Pickering, angered by the White House's refusal to use the evidence he had provided, tried to jump-start the scandal by leaking a rumor that Sexton had slept with Gabrielle Ashe. Unfortunately, Sexton declared his innocence with such convincing indignation that the President ended up having to apologize for the leak personally. In the end William Pickering had done more damage than good. Herney told Pickering that if he ever interfered in the campaign again, he would be indicted. The grand irony, of course, was that Pickering did not even like President Herney. The NRO director's attempts to help Herney's campaign were simply fears over the fate of NASA. Zach Herney was the lesser of two evils.

Now has someone killed Pickering?

Herney could not imagine.

"Mr. President?" an aide said. "As you requested, I called Lawrence Ekstrom and told him about Marjorie Tench."

"Thank you."

"He would like to speak to you, sir."

Herney was still furious with Ekstrom for lying about PODS. "Tell him I'll talk to him in the morning."
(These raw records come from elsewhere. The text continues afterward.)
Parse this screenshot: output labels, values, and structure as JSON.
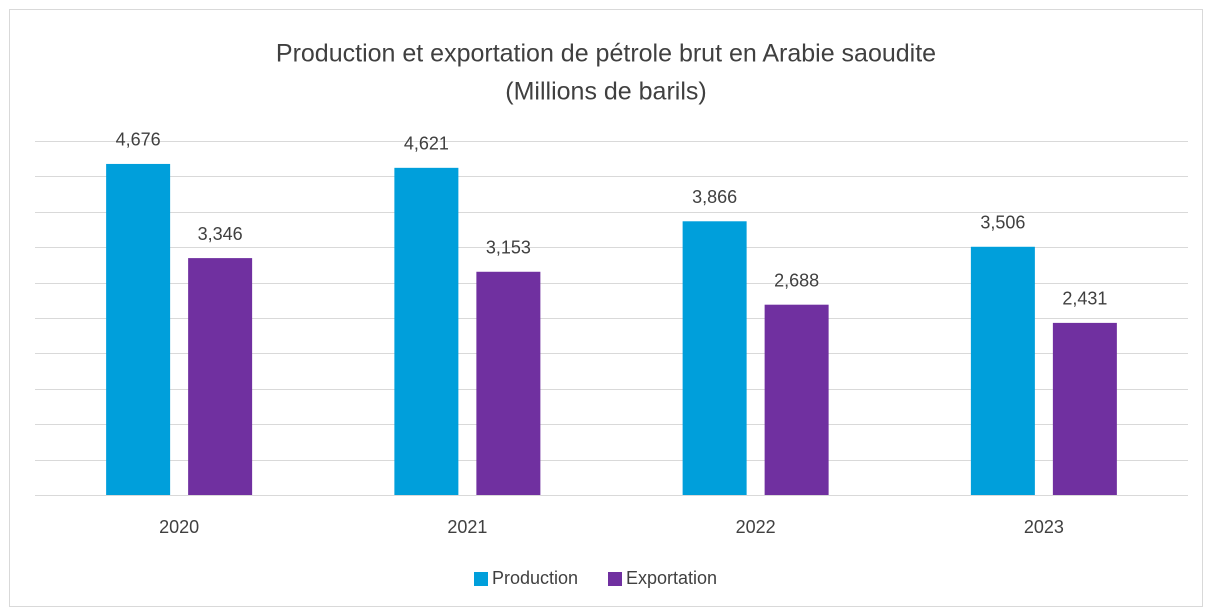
{
  "chart_data": {
    "type": "bar",
    "title": [
      "Production et exportation de pétrole brut en Arabie saoudite",
      "(Millions de barils)"
    ],
    "categories": [
      "2020",
      "2021",
      "2022",
      "2023"
    ],
    "series": [
      {
        "name": "Production",
        "color": "#009fdb",
        "values": [
          4676,
          4621,
          3866,
          3506
        ],
        "value_labels": [
          "4,676",
          "4,621",
          "3,866",
          "3,506"
        ]
      },
      {
        "name": "Exportation",
        "color": "#7030a0",
        "values": [
          3346,
          3153,
          2688,
          2431
        ],
        "value_labels": [
          "3,346",
          "3,153",
          "2,688",
          "2,431"
        ]
      }
    ],
    "ylim": [
      0,
      5000
    ],
    "yticks": [
      0,
      500,
      1000,
      1500,
      2000,
      2500,
      3000,
      3500,
      4000,
      4500,
      5000
    ],
    "grid": true,
    "legend": "bottom"
  }
}
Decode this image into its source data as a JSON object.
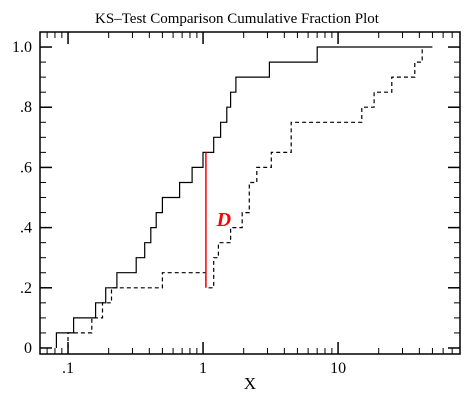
{
  "chart_data": {
    "type": "line",
    "title": "KS–Test Comparison Cumulative Fraction Plot",
    "xlabel": "X",
    "ylabel": "",
    "xscale": "log",
    "xlim": [
      0.062,
      80
    ],
    "ylim": [
      -0.02,
      1.05
    ],
    "grid": false,
    "x_ticks": [
      {
        "value": 0.1,
        "label": ".1"
      },
      {
        "value": 1,
        "label": "1"
      },
      {
        "value": 10,
        "label": "10"
      }
    ],
    "y_ticks": [
      {
        "value": 0,
        "label": "0"
      },
      {
        "value": 0.2,
        "label": ".2"
      },
      {
        "value": 0.4,
        "label": ".4"
      },
      {
        "value": 0.6,
        "label": ".6"
      },
      {
        "value": 0.8,
        "label": ".8"
      },
      {
        "value": 1.0,
        "label": "1.0"
      }
    ],
    "series": [
      {
        "style": "solid",
        "color": "#000000",
        "x": [
          0.082,
          0.11,
          0.16,
          0.19,
          0.23,
          0.32,
          0.37,
          0.41,
          0.45,
          0.5,
          0.67,
          0.83,
          1.0,
          1.2,
          1.35,
          1.5,
          1.6,
          1.75,
          3.1,
          7.0,
          50.0
        ],
        "y": [
          0.05,
          0.1,
          0.15,
          0.2,
          0.25,
          0.3,
          0.35,
          0.4,
          0.45,
          0.5,
          0.55,
          0.6,
          0.65,
          0.7,
          0.75,
          0.8,
          0.85,
          0.9,
          0.95,
          1.0,
          1.0
        ]
      },
      {
        "style": "dashed",
        "color": "#000000",
        "x": [
          0.1,
          0.15,
          0.18,
          0.21,
          0.5,
          1.05,
          1.2,
          1.3,
          1.6,
          1.95,
          2.2,
          2.5,
          3.2,
          4.5,
          15.0,
          18.5,
          25.0,
          37.0,
          42.0
        ],
        "y": [
          0.05,
          0.1,
          0.15,
          0.2,
          0.25,
          0.2,
          0.3,
          0.35,
          0.4,
          0.45,
          0.55,
          0.6,
          0.65,
          0.75,
          0.8,
          0.85,
          0.9,
          0.95,
          1.0
        ]
      }
    ],
    "annotation": {
      "label": "D",
      "color": "#ff0000",
      "x": 1.05,
      "y_from": 0.2,
      "y_to": 0.65
    }
  }
}
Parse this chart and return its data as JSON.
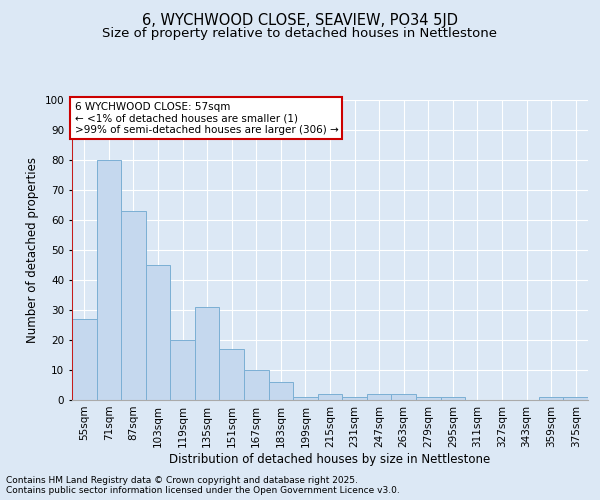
{
  "title_line1": "6, WYCHWOOD CLOSE, SEAVIEW, PO34 5JD",
  "title_line2": "Size of property relative to detached houses in Nettlestone",
  "xlabel": "Distribution of detached houses by size in Nettlestone",
  "ylabel": "Number of detached properties",
  "categories": [
    "55sqm",
    "71sqm",
    "87sqm",
    "103sqm",
    "119sqm",
    "135sqm",
    "151sqm",
    "167sqm",
    "183sqm",
    "199sqm",
    "215sqm",
    "231sqm",
    "247sqm",
    "263sqm",
    "279sqm",
    "295sqm",
    "311sqm",
    "327sqm",
    "343sqm",
    "359sqm",
    "375sqm"
  ],
  "values": [
    27,
    80,
    63,
    45,
    20,
    31,
    17,
    10,
    6,
    1,
    2,
    1,
    2,
    2,
    1,
    1,
    0,
    0,
    0,
    1,
    1
  ],
  "bar_color": "#c5d8ee",
  "bar_edge_color": "#7bafd4",
  "annotation_box_color": "#ffffff",
  "annotation_box_edge": "#cc0000",
  "annotation_line1": "6 WYCHWOOD CLOSE: 57sqm",
  "annotation_line2": "← <1% of detached houses are smaller (1)",
  "annotation_line3": ">99% of semi-detached houses are larger (306) →",
  "ylim": [
    0,
    100
  ],
  "yticks": [
    0,
    10,
    20,
    30,
    40,
    50,
    60,
    70,
    80,
    90,
    100
  ],
  "footer_line1": "Contains HM Land Registry data © Crown copyright and database right 2025.",
  "footer_line2": "Contains public sector information licensed under the Open Government Licence v3.0.",
  "background_color": "#dce8f5",
  "plot_bg_color": "#dce8f5",
  "title_fontsize": 10.5,
  "subtitle_fontsize": 9.5,
  "axis_label_fontsize": 8.5,
  "tick_fontsize": 7.5,
  "annotation_fontsize": 7.5,
  "footer_fontsize": 6.5
}
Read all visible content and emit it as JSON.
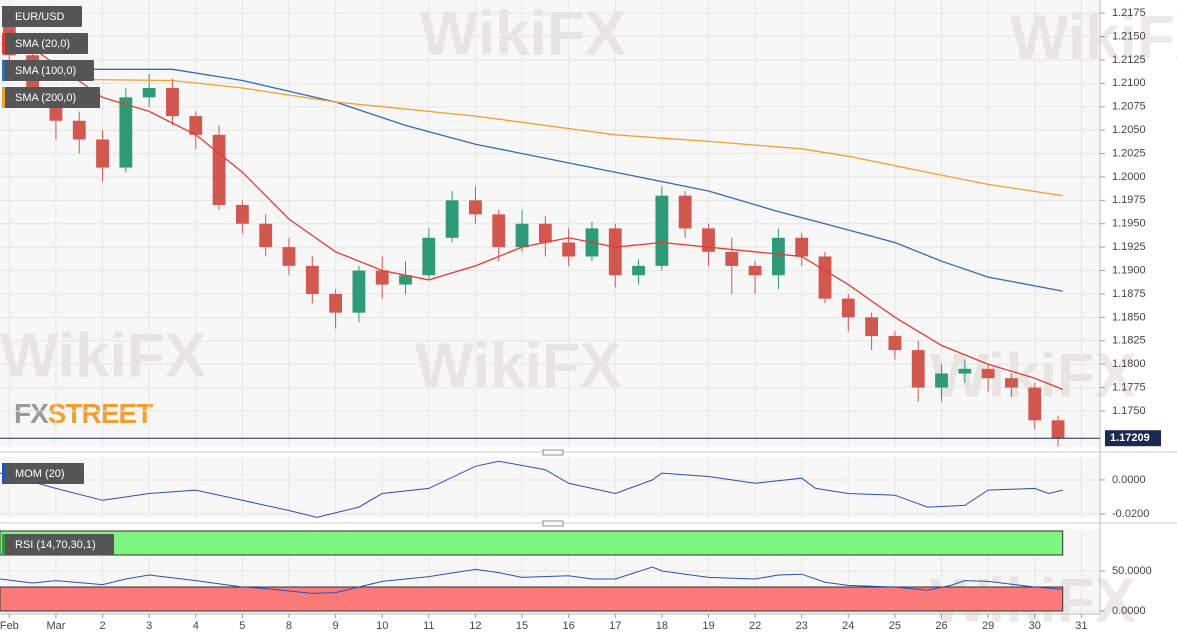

"Mr. Ekstrom wants to talk to you right away, sir." The aide looked uneasy. "He's very upset."

HE'S upset? Herney could feel his temper fraying around the edges. As he stalked off to take Ekstrom's call, the President wondered what the hell else could possibly go wrong tonight.


Onboard the Goya, Rachel felt lightheaded. The mystification that had settled around her like a heavy fog was lifting now. The stark reality that came into focus left her feeling naked and disgusted. She looked at the stranger before her and could barely hear his voice.

"We needed to rebuild NASA's image," Pickering was saying. "Their declining popularity and funding had become dangerous on so many levels." Pickering paused, his gray eyes locking on hers. "Rachel, NASA was desperate for a triumph. Someone had to make it happen."

Something had to be done, Pickering thought.

The meteorite had been a final act of desperation. Pickering and others had tried to save NASA by lobbying to incorporate the space agency into the intelligence community where it would enjoy increased funding and better security, but the White House continuously rebuffed the idea as an assault on pure science. Shortsighted idealism. With the rising popularity of Sexton's anti-NASA rhetoric, Pickering and his band of military powerbrokers knew time was running short. They decided that capturing the imagination of taxpayers and Congress was the only remaining way to salvage NASA's image and save it from the auction block. If the space agency was to survive, it would need an infusion of grandeur-something to remind the taxpayers of NASA's Apollo glory days. And if Zach Herney was going to defeat Senator Sexton, he was going to need help.